He said he had a gf but the monogamy was "only implied".
Just bought myself a coach diaper bag. I thought it would be perfect for school. the baby bottle holders are where i'm gonna put my booze
dude thats like the second time shes peed on the couch at a party. we cant invite her anymore
I tried carrying you from the bathroom to your bed and you begged me to bring the toilet too
Restaurants Roasting People Who Gave Them Negative Yelp Reviews (25 Pics)
sitting on my lesbian neighbors couch, sexting, & eating a burrito.. that single
Dong worry about me. I just cashed bottle of wine when I found out he was in town, I'm being dramatic. I'll text you tomorrow when I'm sober and my face stops bleeding
Apparently 'check out this motherfucker' is not an appropriate greeting to use in the vicinity of sitting united states senators. Who knew
Remind me again why a vodka watermelon can't be a thanksgiving dish
Yes, but it's not new to me. It's like every time a new guy finds out I'm a squirter it's a novelty so they make me squirt and squirt and squirt until their bed is completely soaked. And then afterwards they complain that there isn't a dry bit to sleep on. No shit Sherlock.

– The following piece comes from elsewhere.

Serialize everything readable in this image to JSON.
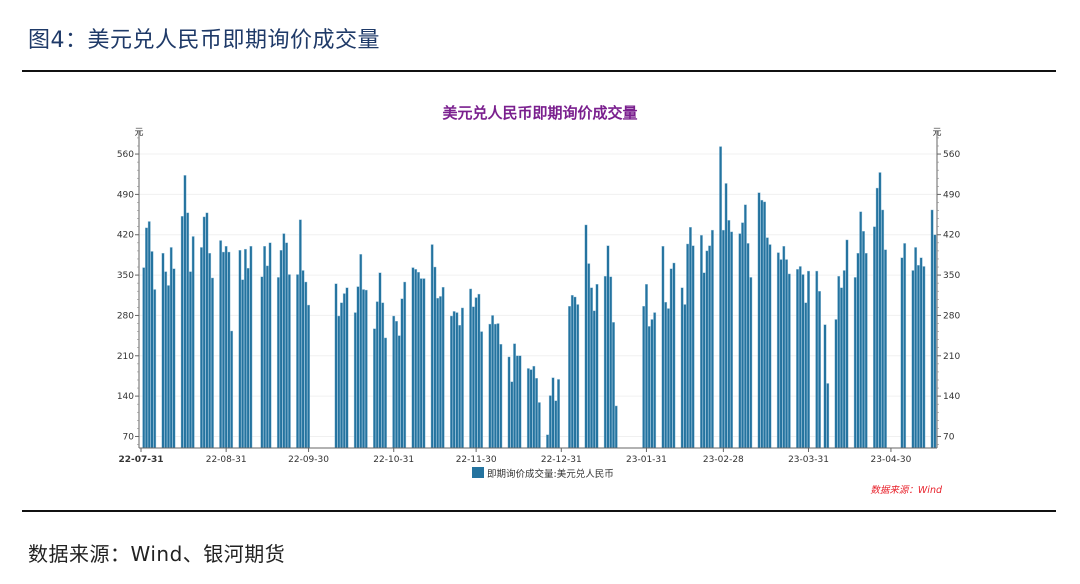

Woman Posts Harassing DMs From Creep Online, Now He’s Upset Because People Told His Mom
I mean like, my liver will beg my brain for mercy. Brainll be like I'm Greg Jennings. Liverll be like I'm Darren Sharper. Brainll be like hold my diiiiick.
I just googled, "how to do boob makeup" thats the kind of night I wanna have.
someone just got arrested on campus...
holy fuck look at all that cocaine
We spent 45 minutes searching the crevices of our friend's car with a pair of tweezers trying to find the acid that we dropped
He offered to dress his dick up as Charlie Chaplin to cheer me up.
Keep him.
Dude, I'm sorry if you saw me getting head in my truck last night. My bad.